Creating your own spiritual path is all about learning to follow the guidance of your own intuition – that still, small voice within you which can be relied upon to lead you in exactly the right direction at exactly the right time. Before you can follow that inner voice, however, you first need to be able to hear it, and it is therefore no surprise that one of the key practices in almost all spiritual traditions is spending time in silence and solitude.
– Around 2,600 years ago, the prince Siddhartha Gautama became the Buddha, or ‘awakened one’ after developing and practicing Samatha and Vipassana, or what we now refer to as concentration and mindfulness meditation.
– Around 2,000 years ago, Jesus was in the habit of spending a great deal of time in silence and solitude. Mark 1:35 says that: ‘Early in the morning, while it was still dark, he rose up and went out, and departed into a deserted place, and prayed there.’ The Bible also reveals that he often liked to sit by a lake, or on a mountainside, and that his ministry began only after he had spent forty days in the desert.

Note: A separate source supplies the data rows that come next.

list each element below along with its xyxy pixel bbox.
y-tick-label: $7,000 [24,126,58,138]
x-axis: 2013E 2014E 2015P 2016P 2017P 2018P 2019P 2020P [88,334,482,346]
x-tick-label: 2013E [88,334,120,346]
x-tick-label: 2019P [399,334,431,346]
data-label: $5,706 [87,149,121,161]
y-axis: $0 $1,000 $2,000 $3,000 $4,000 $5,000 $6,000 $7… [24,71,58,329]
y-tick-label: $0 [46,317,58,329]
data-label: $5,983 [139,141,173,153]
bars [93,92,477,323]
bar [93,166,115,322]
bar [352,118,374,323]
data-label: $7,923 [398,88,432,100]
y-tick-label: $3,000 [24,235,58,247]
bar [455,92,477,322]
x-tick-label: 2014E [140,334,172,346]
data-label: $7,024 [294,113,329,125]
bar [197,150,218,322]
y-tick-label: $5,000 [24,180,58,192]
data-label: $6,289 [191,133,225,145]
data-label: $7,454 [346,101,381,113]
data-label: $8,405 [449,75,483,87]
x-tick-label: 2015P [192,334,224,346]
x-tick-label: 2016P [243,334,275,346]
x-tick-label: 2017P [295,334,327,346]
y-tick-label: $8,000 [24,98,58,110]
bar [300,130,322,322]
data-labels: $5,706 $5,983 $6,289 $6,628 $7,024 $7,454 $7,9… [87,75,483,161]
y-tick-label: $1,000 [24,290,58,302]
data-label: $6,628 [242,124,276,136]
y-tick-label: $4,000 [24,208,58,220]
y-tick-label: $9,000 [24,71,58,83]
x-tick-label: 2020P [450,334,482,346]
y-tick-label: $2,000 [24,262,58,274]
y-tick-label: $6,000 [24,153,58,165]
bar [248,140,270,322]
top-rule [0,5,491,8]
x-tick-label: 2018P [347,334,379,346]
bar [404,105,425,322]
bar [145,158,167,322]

Explore other traditions and you will find similar accounts of spiritual development being realised through silence and solitude, and so it is a proven habit which can be just as fruitful today as it was in previous times. In fact, when you consider how much noisier and busier the world is today, it could be argued that the practice of silence and solitude is even more important.
Learning to meditate properly and then doing so on a regular basis is one of the simplest ways of spending time in silence and solitude, and two of the very best books on the subject (both from the Buddhist tradition) are Mindfulness in Plain English by Bhante Henepola Gunaratana and Mindfulness, Bliss and Beyond by Ajahn Brahm.
Of course, meditating isn’t the only way to spend time in silence and solitude, and you could also consider taking yourself away to a natural environment – by a lake or the coast, or in the heart of woodland, for example – to simply sit and enjoy the peace and stillness of that place.
Whichever of those approaches you choose to pursue, the important thing is to immerse yourself in the silence and solitude. This doesn’t always come easy, because we live in a world in which it is considered normal to check emails, texts and social network updates around the clock, but if you make a resolute effort to ‘unplug’ from the noise of daily life for a few minutes each day, you will soon appreciate the benefits.
And what are those benefits? Well, they are numerous, as any number of scientifically rigorous studies can confirm. Your mind will quieten, your stress levels will reduce and your perspective will broaden. You will also find that the inner voice of your intuition becomes a great deal easier to hear, putting you in closer touch with a built-in spiritual guidance system that will never let you down.